The name expert could not prove whether this was due to the Swedish climate activist Greta Thunberg, but: “The temporal connection is there.” It doesn’t have to be that parents don’t give the name because they don’t like the Swede, comments Bielefeld . “There are also parents who adore Greta Thunberg and still don’t name their daughter Greta. Because they just know that this name radiates from this famous name model”.
The girl name Alexa also belongs to the ranks of depraved names. Alexa was “never a really common name in Germany,” says the expert. However, since the launch of Amazon’s voice assistant in 2014, the first name has been on a downward trend. In 2019, Alexa was not even one of the top 1,000 first names in Germany.
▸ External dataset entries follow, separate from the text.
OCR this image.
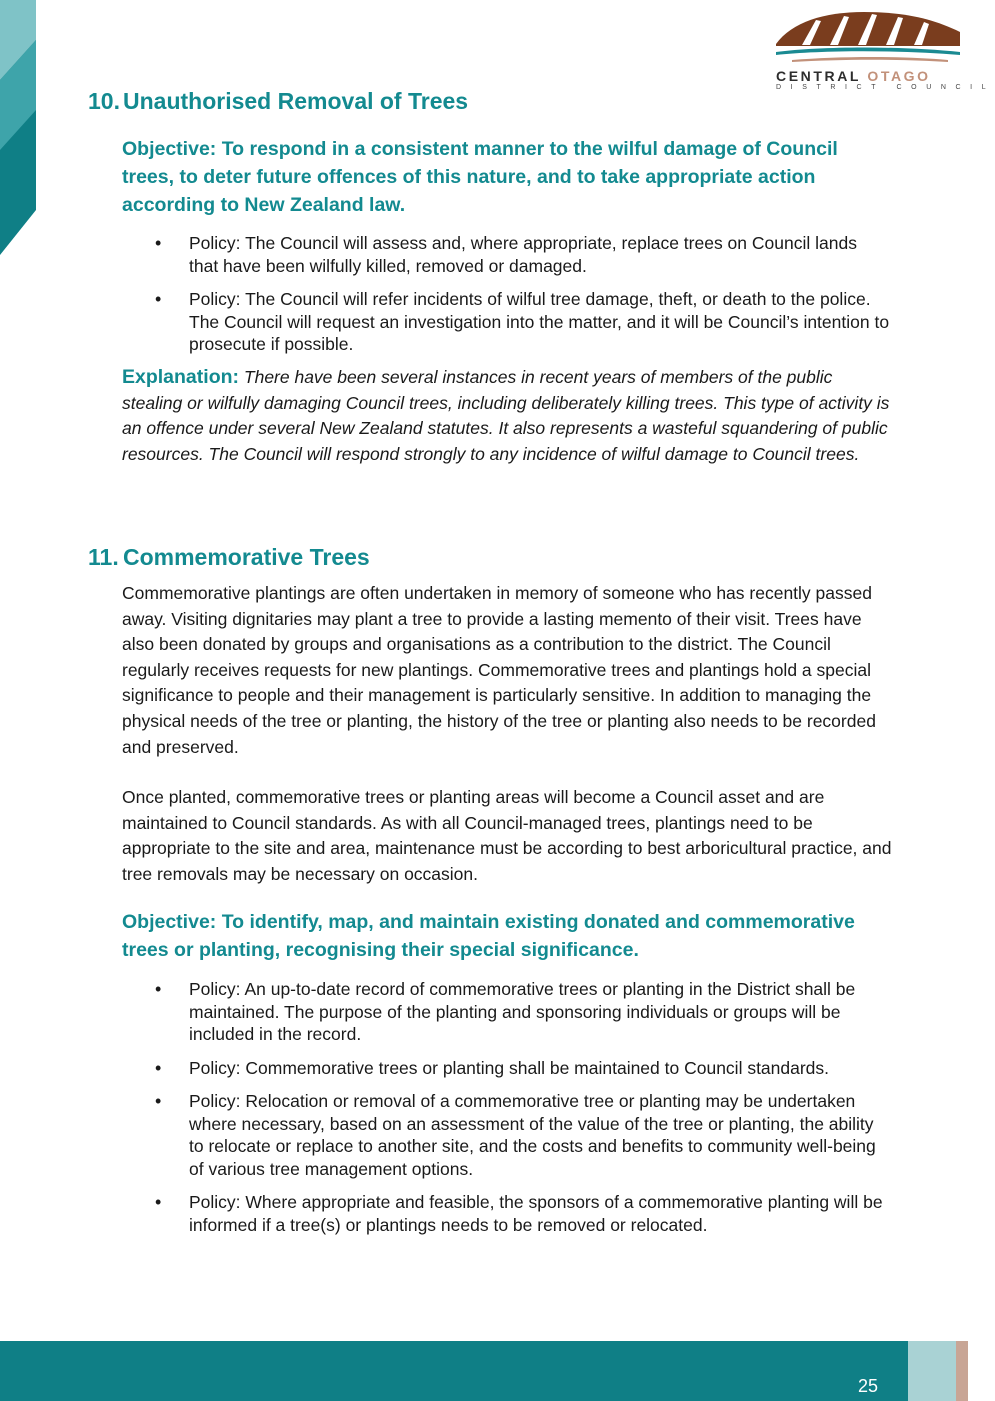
CENTRAL OTAGO
DISTRICT COUNCIL
10. Unauthorised Removal of Trees

Objective: To respond in a consistent manner to the wilful damage of Council trees, to deter future offences of this nature, and to take appropriate action according to New Zealand law.

• Policy: The Council will assess and, where appropriate, replace trees on Council lands that have been wilfully killed, removed or damaged.
• Policy: The Council will refer incidents of wilful tree damage, theft, or death to the police. The Council will request an investigation into the matter, and it will be Council’s intention to prosecute if possible.

Explanation: There have been several instances in recent years of members of the public stealing or wilfully damaging Council trees, including deliberately killing trees. This type of activity is an offence under several New Zealand statutes. It also represents a wasteful squandering of public resources. The Council will respond strongly to any incidence of wilful damage to Council trees.

11. Commemorative Trees

Commemorative plantings are often undertaken in memory of someone who has recently passed away. Visiting dignitaries may plant a tree to provide a lasting memento of their visit. Trees have also been donated by groups and organisations as a contribution to the district. The Council regularly receives requests for new plantings. Commemorative trees and plantings hold a special significance to people and their management is particularly sensitive. In addition to managing the physical needs of the tree or planting, the history of the tree or planting also needs to be recorded and preserved.

Once planted, commemorative trees or planting areas will become a Council asset and are maintained to Council standards. As with all Council-managed trees, plantings need to be appropriate to the site and area, maintenance must be according to best arboricultural practice, and tree removals may be necessary on occasion.

Objective: To identify, map, and maintain existing donated and commemorative trees or planting, recognising their special significance.

• Policy: An up-to-date record of commemorative trees or planting in the District shall be maintained. The purpose of the planting and sponsoring individuals or groups will be included in the record.
• Policy: Commemorative trees or planting shall be maintained to Council standards.
• Policy: Relocation or removal of a commemorative tree or planting may be undertaken where necessary, based on an assessment of the value of the tree or planting, the ability to relocate or replace to another site, and the costs and benefits to community well-being of various tree management options.
• Policy: Where appropriate and feasible, the sponsors of a commemorative planting will be informed if a tree(s) or plantings needs to be removed or relocated.
25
A survey by the market research company YouGov from 2021 shows that these names are still out. Of the 2,000 respondents, almost 90 percent said they would probably not name their child Adolf. About 80 percent thought it was unlikely they would name their child Alexa — and about 75 percent ruled out naming their children Greta.
Overall, fewer of the most popular first names are given today than they were thirty, forty or fifty years ago. “There are rather different names that are distributed among all the children,” says Bielefeld. “A lot of parents also look at hit lists…they say, ‘I don’t want a top ten name,’ and they look at the list.” Previously, such publication was rare or non-existent.
Despite this development, however, it is possible to recognize a fashion name cycle: “It’s not distributed that way,” explains Bielefeld. The naming expert ventures a prognosis as to which names could go out of fashion in the future:
Because even the children who have been born in the last few years will eventually grow older – and their names will become old-fashioned over time. “All you have to do is open a hit list: ‘The most popular first names in 2000′,” says Bielefeld. “Then you know they won’t play a role in 20 years.”
Now it would be clarified which first names the Germans give less and less. But what about at the other end of the spectrum?